The World Health Organization (WHO) completed a “highly complex mission” delivering medical aid to hospitals in northern Gaza on Thursday.
Despite “ongoing hostilities” in Gaza City, the supplies were delivered to around 1,000 patients at both Al Sahaba and Al Ahli hospitals, WHO’s Director-General Tedros Adhanom Ghebreyesus said in a post on X Friday.
Al Sahaba hospital also received one pallet of canned food, and a patient with complex lower limb injuries was successfully moved from Al Ahli to a field hospital in Rafah, Tedros said.
“On the way to the north, some medical supplies and food were self-distributed by desperate, starving communities,” Tedros added, but urged that more medical supplies and food are needed to serve “hundreds of patients.”

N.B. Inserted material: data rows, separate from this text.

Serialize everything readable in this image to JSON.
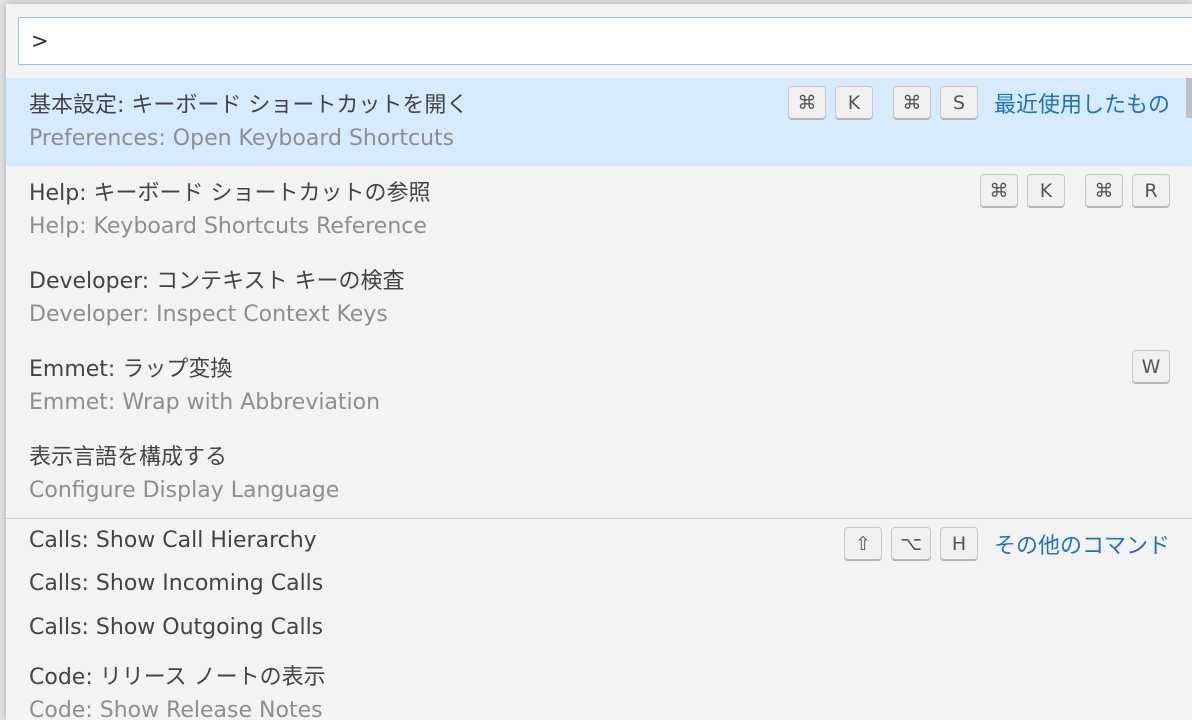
{
  "input": {
    "value": ">"
  },
  "items": [
    {
      "label": "基本設定: キーボード ショートカットを開く",
      "detail": "Preferences: Open Keyboard Shortcuts",
      "chords": [
        [
          "⌘",
          "K"
        ],
        [
          "⌘",
          "S"
        ]
      ],
      "tag": "最近使用したもの",
      "selected": true
    },
    {
      "label": "Help: キーボード ショートカットの参照",
      "detail": "Help: Keyboard Shortcuts Reference",
      "chords": [
        [
          "⌘",
          "K"
        ],
        [
          "⌘",
          "R"
        ]
      ]
    },
    {
      "label": "Developer: コンテキスト キーの検査",
      "detail": "Developer: Inspect Context Keys",
      "chords": []
    },
    {
      "label": "Emmet: ラップ変換",
      "detail": "Emmet: Wrap with Abbreviation",
      "chords": [
        [
          "W"
        ]
      ]
    },
    {
      "label": "表示言語を構成する",
      "detail": "Configure Display Language",
      "chords": []
    },
    {
      "label": "Calls: Show Call Hierarchy",
      "chords": [
        [
          "⇧",
          "⌥",
          "H"
        ]
      ],
      "tag": "その他のコマンド",
      "separator": true
    },
    {
      "label": "Calls: Show Incoming Calls",
      "chords": []
    },
    {
      "label": "Calls: Show Outgoing Calls",
      "chords": []
    },
    {
      "label": "Code: リリース ノートの表示",
      "detail": "Code: Show Release Notes",
      "chords": []
    }
  ],
  "colors": {
    "selected_bg": "#d6ebff",
    "tag": "#1a73c8",
    "input_border": "#89c4f4"
  }
}
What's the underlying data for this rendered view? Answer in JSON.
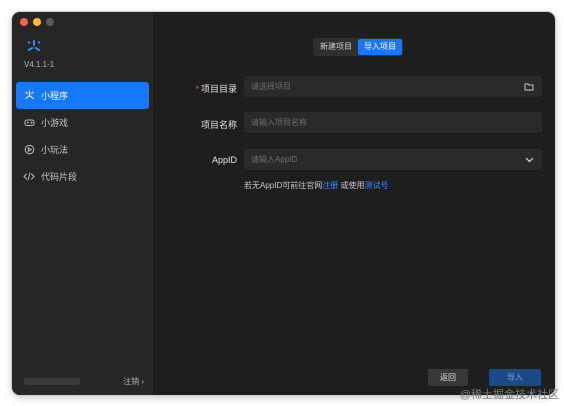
{
  "app": {
    "version": "V4.1.1-1"
  },
  "sidebar": {
    "items": [
      {
        "label": "小程序",
        "icon": "mini-program-icon",
        "active": true
      },
      {
        "label": "小游戏",
        "icon": "gamepad-icon",
        "active": false
      },
      {
        "label": "小玩法",
        "icon": "play-circle-icon",
        "active": false
      },
      {
        "label": "代码片段",
        "icon": "code-icon",
        "active": false
      }
    ],
    "footer": {
      "logout": "注销 ›"
    }
  },
  "tabs": {
    "new_project": "新建项目",
    "import_project": "导入项目",
    "active": "import_project"
  },
  "form": {
    "directory": {
      "required_mark": "*",
      "label": "项目目录",
      "placeholder": "请选择项目",
      "icon": "folder-icon"
    },
    "name": {
      "label": "项目名称",
      "placeholder": "请输入项目名称"
    },
    "appid": {
      "label": "AppID",
      "placeholder": "请输入AppID",
      "icon": "chevron-down-icon"
    },
    "hint": {
      "prefix": "若无AppID可前往官网",
      "register_link": "注册",
      "middle": "或使用",
      "test_link": "测试号"
    }
  },
  "footer": {
    "back": "返回",
    "import": "导入"
  },
  "watermark": "@稀土掘金技术社区",
  "colors": {
    "accent": "#1677ff",
    "link": "#3b8cff",
    "required": "#ff4d4f",
    "background": "#1e1e1e",
    "sidebar": "#262626"
  }
}
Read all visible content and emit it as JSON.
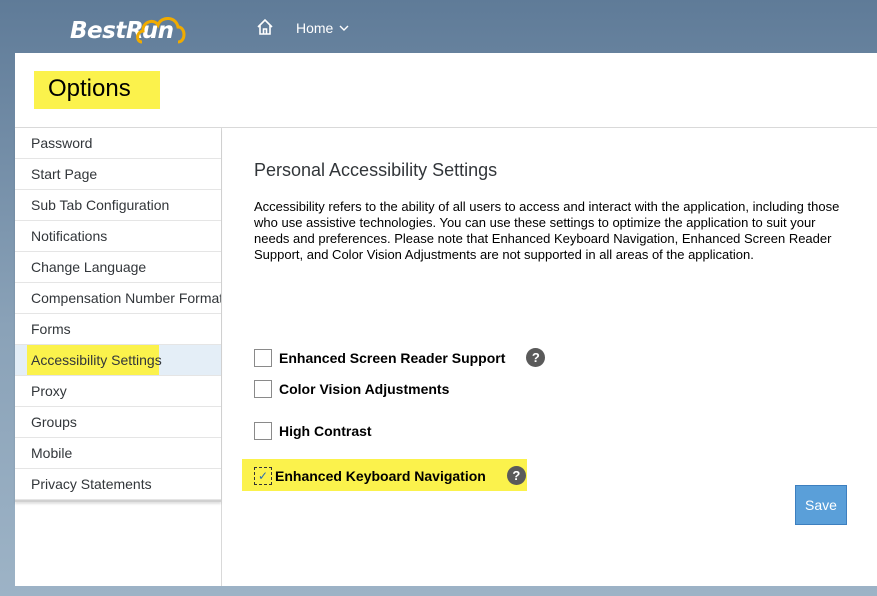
{
  "brand": {
    "logo_text": "BestRun"
  },
  "nav": {
    "home_icon": "home-icon",
    "home_label": "Home"
  },
  "page": {
    "title": "Options"
  },
  "sidebar": {
    "items": [
      {
        "label": "Password"
      },
      {
        "label": "Start Page"
      },
      {
        "label": "Sub Tab Configuration"
      },
      {
        "label": "Notifications"
      },
      {
        "label": "Change Language"
      },
      {
        "label": "Compensation Number Format"
      },
      {
        "label": "Forms"
      },
      {
        "label": "Accessibility Settings",
        "active": true
      },
      {
        "label": "Proxy"
      },
      {
        "label": "Groups"
      },
      {
        "label": "Mobile"
      },
      {
        "label": "Privacy Statements"
      }
    ]
  },
  "content": {
    "heading": "Personal Accessibility Settings",
    "description": "Accessibility refers to the ability of all users to access and interact with the application, including those who use assistive technologies. You can use these settings to optimize the application to suit your needs and preferences. Please note that Enhanced Keyboard Navigation, Enhanced Screen Reader Support, and Color Vision Adjustments are not supported in all areas of the application.",
    "options": {
      "screen_reader": {
        "label": "Enhanced Screen Reader Support",
        "checked": false,
        "help": "?"
      },
      "color_vision": {
        "label": "Color Vision Adjustments",
        "checked": false
      },
      "high_contrast": {
        "label": "High Contrast",
        "checked": false
      },
      "keyboard_nav": {
        "label": "Enhanced Keyboard Navigation",
        "checked": true,
        "check_mark": "✓",
        "help": "?"
      }
    },
    "save_label": "Save"
  },
  "colors": {
    "highlight": "#fbf24c",
    "button": "#5a9fd9",
    "active_row": "#e4eef7"
  }
}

Tedros concluded by repeating calls for a “sustained and safe passage for humanitarian aid” and appealed for an immediate ceasefire.
Some context: The successful delivery of much-needed medical supplies follows several months of difficulty getting aid where it is needed most in Gaza. The UN agency reported that heavy bombardment, movement restrictions and interrupted communications were making it nearly impossible to deliver medical supplies regularly and safely.
Medical aid relief teams were forced to call off repeated delivery missions in January after failing to receive security guarantees, WHO said at the time.
Israeli authorities denied 30% of humanitarian aid missions to northern Gaza in March, the United Nations Office for the Coordination of Humanitarian Affairs reported.